Awal abad ke-20, Batavia dan Ommelanden (daerah sekitarnya) menjadi perhatian pejabat tinggi kolonial. Mereka bertanya kepada setiap asisten residen di sana mengapa banyak kasus perampokan tiap malam. Asisten residen Meester Cornelis (sekarang Jatinegara), Tangerang, dan Buitenzorg (sekarang Bogor) menjawab kompak.
“Banyaknya laki-laki di Ommelanden yang merampok sebagai mata pencaharian tambahan dengan tingkatan berbeda-beda,” tulis mereka dalam laporannya, seperti diungkap Margreet van Till dalam Batavia Kala Malam. Penyebab lainnya menurut mereka ialah peredaran senjata api ilegal di masyarakat.
Tetapi laporan-laporan asisten residen mengosongkan kesulitan hidup petani di wilayah termaksud. Mayoritas petani mengolah di atas tanah partikelir. Sebagai balasan terhadap pengolahan tanah itu, mereka wajib membayar pajak kepada pemilik tanah.
Baca juga: Asal Usul Bandit di Perdesaan
Bila tidak mampu membayar pajak, petani akan kena denda atau harus menghadap pengadilan. “Tidak segan-segan mereka dipenjarakan atau dibakar harta bendanya,” tulis Suhartono W. Pranoto dalam Jawa: Bandit-Bandit Pedesaan Studi Historis 1850—1942.

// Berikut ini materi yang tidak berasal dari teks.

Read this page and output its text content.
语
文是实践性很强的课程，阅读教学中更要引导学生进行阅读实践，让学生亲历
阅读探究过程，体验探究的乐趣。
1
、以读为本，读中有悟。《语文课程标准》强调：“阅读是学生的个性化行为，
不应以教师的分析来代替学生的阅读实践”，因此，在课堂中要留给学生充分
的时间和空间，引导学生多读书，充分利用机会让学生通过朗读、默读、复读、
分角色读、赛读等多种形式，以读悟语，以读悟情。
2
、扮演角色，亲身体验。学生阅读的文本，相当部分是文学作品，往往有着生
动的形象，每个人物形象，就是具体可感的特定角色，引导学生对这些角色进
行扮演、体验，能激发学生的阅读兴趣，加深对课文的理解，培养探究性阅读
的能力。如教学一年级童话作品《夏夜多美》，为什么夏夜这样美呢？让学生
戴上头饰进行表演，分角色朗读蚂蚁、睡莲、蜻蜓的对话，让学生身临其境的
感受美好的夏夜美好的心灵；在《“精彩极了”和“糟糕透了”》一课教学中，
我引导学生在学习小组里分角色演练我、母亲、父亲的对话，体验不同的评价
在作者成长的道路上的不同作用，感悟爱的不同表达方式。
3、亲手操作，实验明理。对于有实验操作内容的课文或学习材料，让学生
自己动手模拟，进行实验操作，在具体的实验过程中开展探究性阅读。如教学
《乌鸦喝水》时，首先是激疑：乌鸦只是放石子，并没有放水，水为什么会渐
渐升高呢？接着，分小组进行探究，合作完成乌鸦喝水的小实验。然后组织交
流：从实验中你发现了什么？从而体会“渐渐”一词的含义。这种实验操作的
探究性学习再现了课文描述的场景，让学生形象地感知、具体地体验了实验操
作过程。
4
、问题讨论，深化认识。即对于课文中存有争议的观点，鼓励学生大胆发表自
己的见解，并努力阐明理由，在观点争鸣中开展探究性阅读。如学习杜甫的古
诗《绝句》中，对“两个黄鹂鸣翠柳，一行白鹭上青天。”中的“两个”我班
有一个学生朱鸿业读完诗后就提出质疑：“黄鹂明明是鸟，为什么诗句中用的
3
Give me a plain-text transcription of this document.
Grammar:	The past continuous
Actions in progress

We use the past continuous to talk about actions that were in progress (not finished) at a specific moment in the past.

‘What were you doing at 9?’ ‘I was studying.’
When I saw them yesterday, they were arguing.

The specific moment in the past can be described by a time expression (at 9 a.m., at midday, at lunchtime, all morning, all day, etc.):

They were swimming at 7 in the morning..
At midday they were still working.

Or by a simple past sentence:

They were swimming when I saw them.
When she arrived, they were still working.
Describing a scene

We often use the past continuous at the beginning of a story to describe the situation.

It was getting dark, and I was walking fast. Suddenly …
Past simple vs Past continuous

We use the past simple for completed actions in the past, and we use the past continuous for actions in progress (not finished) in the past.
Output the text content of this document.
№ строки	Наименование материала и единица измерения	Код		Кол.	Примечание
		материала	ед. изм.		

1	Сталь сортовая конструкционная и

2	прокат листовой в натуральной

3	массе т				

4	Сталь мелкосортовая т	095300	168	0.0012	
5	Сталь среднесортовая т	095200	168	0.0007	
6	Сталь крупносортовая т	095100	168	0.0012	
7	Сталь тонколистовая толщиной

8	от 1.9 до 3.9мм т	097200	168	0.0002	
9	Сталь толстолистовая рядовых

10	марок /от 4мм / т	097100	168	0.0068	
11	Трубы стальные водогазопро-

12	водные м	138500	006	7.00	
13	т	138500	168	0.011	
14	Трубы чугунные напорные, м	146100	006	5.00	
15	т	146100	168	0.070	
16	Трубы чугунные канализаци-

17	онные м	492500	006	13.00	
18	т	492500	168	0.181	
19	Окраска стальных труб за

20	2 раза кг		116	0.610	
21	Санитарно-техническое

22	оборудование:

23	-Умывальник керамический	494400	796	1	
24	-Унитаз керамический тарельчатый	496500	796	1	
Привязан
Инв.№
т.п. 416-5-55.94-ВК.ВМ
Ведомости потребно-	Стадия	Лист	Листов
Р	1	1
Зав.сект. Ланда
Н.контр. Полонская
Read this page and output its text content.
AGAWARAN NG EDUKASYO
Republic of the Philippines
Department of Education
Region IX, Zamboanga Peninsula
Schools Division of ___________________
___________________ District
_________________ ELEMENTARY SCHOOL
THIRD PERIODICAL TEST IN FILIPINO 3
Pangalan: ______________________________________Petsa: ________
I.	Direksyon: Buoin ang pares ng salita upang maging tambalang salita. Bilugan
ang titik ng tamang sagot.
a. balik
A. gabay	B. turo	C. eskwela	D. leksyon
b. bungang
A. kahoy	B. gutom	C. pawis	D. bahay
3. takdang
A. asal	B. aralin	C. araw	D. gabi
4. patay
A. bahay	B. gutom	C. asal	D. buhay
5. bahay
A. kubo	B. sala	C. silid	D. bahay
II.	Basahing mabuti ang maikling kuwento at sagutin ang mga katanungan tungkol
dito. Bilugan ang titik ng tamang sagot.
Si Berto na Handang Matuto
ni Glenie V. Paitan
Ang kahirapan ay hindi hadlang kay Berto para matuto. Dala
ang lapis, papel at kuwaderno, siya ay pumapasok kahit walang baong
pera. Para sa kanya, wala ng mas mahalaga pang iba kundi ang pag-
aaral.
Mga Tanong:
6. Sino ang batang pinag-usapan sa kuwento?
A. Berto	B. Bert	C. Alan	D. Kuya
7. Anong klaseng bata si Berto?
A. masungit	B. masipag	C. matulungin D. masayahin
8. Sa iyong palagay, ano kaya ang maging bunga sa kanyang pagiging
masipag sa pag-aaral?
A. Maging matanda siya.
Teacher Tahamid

Situasi ini melahirkan perlawanan balik dari petani kepada pemilik tanah. Perlawanan mereka tidak secara frontal, melainkan dalam bentuk perbanditan. Bergerombol atau sendirian. Nama-nama bandit sohor pun menguar. Misalnya Entong Tolo asal Pondok Gede (sekarang masuk wilayah Jakarta Timur, berbatasan dengan Bekasi) pada 1904—1910.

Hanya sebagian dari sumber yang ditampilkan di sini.